It’s that time of the year again: the final results for the new PhD fellowships awarded by FWO. At the Global Change Ecology Centre, we’re proud that also this year, 4 new PhD candidates reached this early career milestone. Grants are perfectly divided over the strategic and the fundamental research fellowships.
Fundamental research fellowships
Wim De Kesel (research group Evolutionary Ecology) will study arthropod borne viruses (arboviruses) (e.g., Dengue, Zika, Chikungunya, …) in Africa. These viruses routinely cause disease epidemics in humans. His PhD project focuses on where and in which African mammalian wildlife these viruses occur. Specifically, he will investigate the differences between small (e.g. rodents) and large mammal hosts (e.g. primates) and the effect of host movement (terrestrial vs. flight) on arbovirus prevalence.
Wim at work in Tanzania
Laura Steinwidder (research group Plants and Ecosystems) will focus on enhanced weathering. The weathering of silicates captures CO2. As the natural weathering process is extremely slow, the focus of enhanced weathering is on speeding up this process, thus contributing to active inorganic carbon capture from the atmosphere. Laura’s project will investigate specifically how soil organic carbon dynamics are affected. A potential shift in organic carbon stocks is essential to understand the full carbon balance, and will affect soil fertility and therefore also crop productivity and yields.

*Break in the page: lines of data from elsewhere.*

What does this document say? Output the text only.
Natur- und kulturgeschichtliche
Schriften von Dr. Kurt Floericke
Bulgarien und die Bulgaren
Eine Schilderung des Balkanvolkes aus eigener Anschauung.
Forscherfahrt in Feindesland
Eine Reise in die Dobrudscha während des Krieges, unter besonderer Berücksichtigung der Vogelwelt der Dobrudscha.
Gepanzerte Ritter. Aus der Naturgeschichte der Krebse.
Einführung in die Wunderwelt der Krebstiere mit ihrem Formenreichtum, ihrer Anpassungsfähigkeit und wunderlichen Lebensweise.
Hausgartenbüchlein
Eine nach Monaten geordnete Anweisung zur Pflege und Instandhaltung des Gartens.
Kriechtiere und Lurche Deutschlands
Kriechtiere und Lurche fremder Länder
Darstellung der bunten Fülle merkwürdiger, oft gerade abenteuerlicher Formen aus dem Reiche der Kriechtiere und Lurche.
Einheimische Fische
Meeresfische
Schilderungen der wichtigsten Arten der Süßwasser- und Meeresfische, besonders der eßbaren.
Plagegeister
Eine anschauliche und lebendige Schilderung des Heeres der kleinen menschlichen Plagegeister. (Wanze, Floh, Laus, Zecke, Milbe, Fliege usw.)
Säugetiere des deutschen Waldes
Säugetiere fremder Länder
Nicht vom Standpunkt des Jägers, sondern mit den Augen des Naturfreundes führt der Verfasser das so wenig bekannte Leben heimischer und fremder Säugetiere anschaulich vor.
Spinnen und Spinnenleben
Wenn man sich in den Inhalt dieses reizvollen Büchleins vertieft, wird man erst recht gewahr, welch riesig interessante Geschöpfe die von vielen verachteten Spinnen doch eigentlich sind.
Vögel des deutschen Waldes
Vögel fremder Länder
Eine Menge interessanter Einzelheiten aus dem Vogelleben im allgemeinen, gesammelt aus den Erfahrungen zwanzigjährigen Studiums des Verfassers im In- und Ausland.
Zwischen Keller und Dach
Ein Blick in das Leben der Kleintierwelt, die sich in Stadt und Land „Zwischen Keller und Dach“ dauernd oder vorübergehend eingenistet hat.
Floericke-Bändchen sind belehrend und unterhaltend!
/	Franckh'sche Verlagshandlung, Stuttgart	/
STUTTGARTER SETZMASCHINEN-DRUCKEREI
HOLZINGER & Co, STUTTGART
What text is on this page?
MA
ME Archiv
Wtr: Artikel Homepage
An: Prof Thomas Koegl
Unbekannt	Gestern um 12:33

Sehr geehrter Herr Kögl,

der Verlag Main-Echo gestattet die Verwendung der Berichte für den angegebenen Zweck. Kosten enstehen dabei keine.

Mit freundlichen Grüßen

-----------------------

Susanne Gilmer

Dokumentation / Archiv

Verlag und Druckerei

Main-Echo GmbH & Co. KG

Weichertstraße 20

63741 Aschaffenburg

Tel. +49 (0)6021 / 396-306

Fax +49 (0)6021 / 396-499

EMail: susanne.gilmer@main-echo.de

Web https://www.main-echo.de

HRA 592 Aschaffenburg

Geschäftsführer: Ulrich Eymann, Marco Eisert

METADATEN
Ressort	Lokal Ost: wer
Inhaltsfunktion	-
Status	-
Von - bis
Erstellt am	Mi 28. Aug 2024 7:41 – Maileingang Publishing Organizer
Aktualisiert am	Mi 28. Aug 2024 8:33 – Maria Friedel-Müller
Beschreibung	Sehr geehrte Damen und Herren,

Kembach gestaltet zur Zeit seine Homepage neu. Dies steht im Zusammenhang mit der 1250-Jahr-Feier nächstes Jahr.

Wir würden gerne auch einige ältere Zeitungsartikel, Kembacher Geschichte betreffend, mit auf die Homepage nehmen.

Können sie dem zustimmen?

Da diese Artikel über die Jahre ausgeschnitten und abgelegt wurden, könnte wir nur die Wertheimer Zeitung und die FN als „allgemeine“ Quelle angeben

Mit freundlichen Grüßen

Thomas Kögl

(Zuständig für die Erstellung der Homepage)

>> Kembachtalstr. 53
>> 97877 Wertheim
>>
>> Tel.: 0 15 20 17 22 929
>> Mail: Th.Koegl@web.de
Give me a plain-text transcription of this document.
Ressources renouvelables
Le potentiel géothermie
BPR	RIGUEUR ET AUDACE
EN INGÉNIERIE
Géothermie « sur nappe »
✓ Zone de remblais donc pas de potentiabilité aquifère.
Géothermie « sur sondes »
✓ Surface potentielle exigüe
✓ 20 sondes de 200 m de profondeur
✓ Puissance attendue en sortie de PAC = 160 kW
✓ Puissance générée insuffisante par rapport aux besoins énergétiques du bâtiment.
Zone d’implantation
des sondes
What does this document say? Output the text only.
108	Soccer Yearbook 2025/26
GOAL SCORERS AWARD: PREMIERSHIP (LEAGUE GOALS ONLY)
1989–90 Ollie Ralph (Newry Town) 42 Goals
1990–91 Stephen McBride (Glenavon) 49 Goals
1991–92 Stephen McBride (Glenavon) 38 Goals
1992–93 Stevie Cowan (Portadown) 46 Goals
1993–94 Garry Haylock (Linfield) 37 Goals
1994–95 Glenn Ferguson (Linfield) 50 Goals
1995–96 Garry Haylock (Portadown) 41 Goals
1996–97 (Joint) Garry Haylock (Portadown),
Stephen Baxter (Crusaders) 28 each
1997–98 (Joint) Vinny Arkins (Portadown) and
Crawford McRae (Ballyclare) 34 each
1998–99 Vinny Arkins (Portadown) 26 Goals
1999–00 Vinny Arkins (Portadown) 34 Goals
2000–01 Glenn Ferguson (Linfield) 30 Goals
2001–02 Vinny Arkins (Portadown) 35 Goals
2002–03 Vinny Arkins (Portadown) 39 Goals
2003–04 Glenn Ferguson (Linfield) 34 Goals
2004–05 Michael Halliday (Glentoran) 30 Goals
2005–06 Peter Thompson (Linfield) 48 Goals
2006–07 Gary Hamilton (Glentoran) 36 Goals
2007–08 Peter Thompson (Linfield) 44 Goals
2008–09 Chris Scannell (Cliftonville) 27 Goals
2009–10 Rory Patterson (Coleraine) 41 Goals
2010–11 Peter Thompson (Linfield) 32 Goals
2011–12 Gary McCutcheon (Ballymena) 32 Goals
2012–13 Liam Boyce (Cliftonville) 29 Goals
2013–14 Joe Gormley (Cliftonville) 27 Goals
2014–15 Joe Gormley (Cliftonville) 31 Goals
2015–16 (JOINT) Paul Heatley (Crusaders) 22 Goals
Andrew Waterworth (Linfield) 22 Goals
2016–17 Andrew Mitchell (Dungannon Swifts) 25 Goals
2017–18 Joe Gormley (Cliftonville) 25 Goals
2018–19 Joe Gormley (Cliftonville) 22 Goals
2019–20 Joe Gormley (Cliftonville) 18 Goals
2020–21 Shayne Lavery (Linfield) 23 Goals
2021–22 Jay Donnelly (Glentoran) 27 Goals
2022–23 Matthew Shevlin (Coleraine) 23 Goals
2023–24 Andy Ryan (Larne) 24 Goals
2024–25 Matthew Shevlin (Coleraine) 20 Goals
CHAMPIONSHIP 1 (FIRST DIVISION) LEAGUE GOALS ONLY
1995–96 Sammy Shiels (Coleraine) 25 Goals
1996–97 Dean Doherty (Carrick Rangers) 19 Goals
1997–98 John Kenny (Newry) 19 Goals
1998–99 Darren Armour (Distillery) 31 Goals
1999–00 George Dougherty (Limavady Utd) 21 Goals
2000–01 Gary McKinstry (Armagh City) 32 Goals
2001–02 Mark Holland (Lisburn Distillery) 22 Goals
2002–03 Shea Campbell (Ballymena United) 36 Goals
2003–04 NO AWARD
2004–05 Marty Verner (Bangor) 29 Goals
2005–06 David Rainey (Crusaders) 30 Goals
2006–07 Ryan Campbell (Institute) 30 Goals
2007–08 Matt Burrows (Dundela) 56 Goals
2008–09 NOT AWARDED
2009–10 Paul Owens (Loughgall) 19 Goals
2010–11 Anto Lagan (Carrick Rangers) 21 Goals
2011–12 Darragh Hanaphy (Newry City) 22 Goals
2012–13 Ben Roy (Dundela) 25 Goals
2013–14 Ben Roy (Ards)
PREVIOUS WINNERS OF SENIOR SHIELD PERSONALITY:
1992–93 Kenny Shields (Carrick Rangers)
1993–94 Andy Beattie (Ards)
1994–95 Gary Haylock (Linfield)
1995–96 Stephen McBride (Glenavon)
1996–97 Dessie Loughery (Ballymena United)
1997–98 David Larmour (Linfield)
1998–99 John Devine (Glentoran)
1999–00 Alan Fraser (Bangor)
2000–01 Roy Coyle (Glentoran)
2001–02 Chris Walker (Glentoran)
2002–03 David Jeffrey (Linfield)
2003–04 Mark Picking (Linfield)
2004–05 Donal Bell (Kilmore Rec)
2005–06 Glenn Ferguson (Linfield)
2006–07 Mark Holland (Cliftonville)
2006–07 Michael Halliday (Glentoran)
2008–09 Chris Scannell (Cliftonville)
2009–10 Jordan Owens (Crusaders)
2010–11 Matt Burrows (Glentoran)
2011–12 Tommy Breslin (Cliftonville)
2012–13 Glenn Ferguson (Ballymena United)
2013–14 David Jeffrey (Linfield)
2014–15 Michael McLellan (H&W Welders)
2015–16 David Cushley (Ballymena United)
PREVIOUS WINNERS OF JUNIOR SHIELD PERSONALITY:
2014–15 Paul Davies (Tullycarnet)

Laura Steinwidder taking samples in the enhanced weathering experiments
Strategic basic research fellowships
Arthur Vienne (research group Plants and Ecosystems) will also focus on enhanced weathering, but from a more applied perspective. He will focus on optimization of the quantification methods for assessing the carbon storage potential. Such issues of verification and reporting are a key challenge remaining for the large scale application of the technique. Specifically, he will focus on the potential to apply enhanced weathering in combination with afforestation projects. This brings the potential to increase the permanent carbon storage in afforestation programmes. Arthur will also investigate whether the additional key nutrients brought into the soil can stimulate plant productivity.
Arthur Vienne preparing new experiments for urban enhanced weathering applications
Stijn Van de Vondel (research group Plants and Ecosystems, in cooperation with Geobiology) will focus on micro-climate research. He will build on the large amount of data acquired in the ‘CurieuzeNeuzen in de Tuin’ citizen science project. This project enabled the deployment of an extensive and internet-enabled microclimate network in gardens and nature reserves across Flanders. Harnessing this network’s power, Stijn will quantify how the urban blue-green space can help mitigate weather extreme impacts (e.g. heat, drought, extreme rainfall). Additionally, to facilitate large-scale microclimate measurements anywhere and anytime, Stijn will develop novel ways for managing and controlling, processing and analysing the data streams resulting from these ‘smart’ networks.
Stijn Van de Vondel discussing on the installation of sensors in nature reserves.